As a character, every Dangling Star is seemingly aloof, bouncing through the day alongside you. They are a rag tag group, and though sewn with care, the beauty of each is that they will wear with you. They're meant to show their age; the paths you've walked, the cafes you've sipped at, the lookouts you've taken in, the company you've surrounded yourself with. Each star has their own story to tell, but they are surprisingly trustworthy secret holders.


Mismolt Pouches - $30

This project explores the emotional and symbolic power of line through block-printed imagery featuring fairy-like praying mantis figures and sigils. Drawing from my ongoing interest in minimal mark-making, the work continues my practice of using expressive line to convey nuance, vulnerability, and identity—this time through the tactile, ritualistic process of printmaking.

Each design begins as a hand-drawn image that distills form and emotion into line. These are then carved into lino blocks and printed by hand onto natural cotton canvas zip pouches. The subjects—fae figures and protective sigils—are intentionally minimal yet rich in meaning, inviting viewers to consider how the simplest marks can carry deep emotional and symbolic weight. Inspired by folklore, personal rituals, and post-human philosophies, the imagery blends delicate human features with elemental and fantastical motifs.

Each pouch becomes a portable artwork—an everyday object infused with quiet magic, intended for carrying small items, talismans, or tools of personal significance. This format allows viewers to bring a piece of the work with them, binding art and daily ritual.


Devotional Objects - $30

This suite of fifteen small-scale altarpieces engages themes of love, death, and dreaming through abstraction and poetic inscription. Each work is constructed on a 3″ x 3″ Shikishi Gasen board—a traditional Japanese support made of washi paper mounted on hardboard with a gold-foiled edge, often used in calligraphy and ceremonial arts. The washi surface is hand-inked using sumi-e, and at its center, a single disc of metallic paper—luxurious gold, silver, or brass, in several elegant patterns—is carefully adhered. The result evokes eclipse, concealment, or sacred negation: a celestial emblem on a void field.

These works are visual meditations. Their pared-down geometry and restrained palette reference both minimalist aesthetics and devotional iconography. They are meant to be held, turned, and contemplated. The front offers a silent image; the reverse, a text.

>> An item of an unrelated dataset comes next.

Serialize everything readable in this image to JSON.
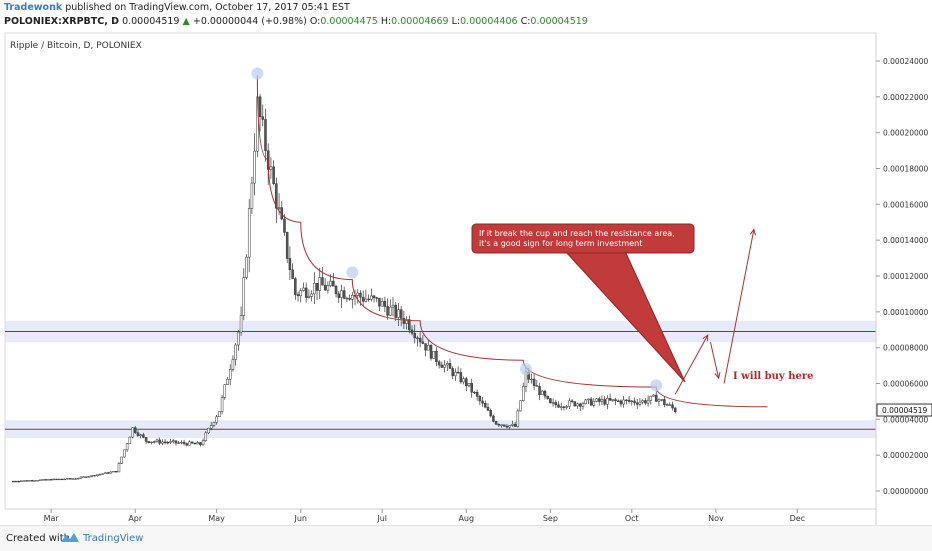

On the back of each piece, hand-written inscriptions alternate between three types:

• a brief original parabole concerning dreaming or the unconscious

• an aphorism reflecting on impermanence, time, or mortality

• a fragmentary translation of ancient Greek poetry attributed to Sappho

Each piece is sealed with archival fixative to preserve both image and text.

These are not narrative works but vessels—objects for personal ritual, reflection, or quiet grief. In their scale and intimacy, they recall prayer cards, reliquaries, or pocket icons. The series invites the viewer to dwell in stillness, to encounter abstraction not as aesthetic detachment but as an act of reverent attention.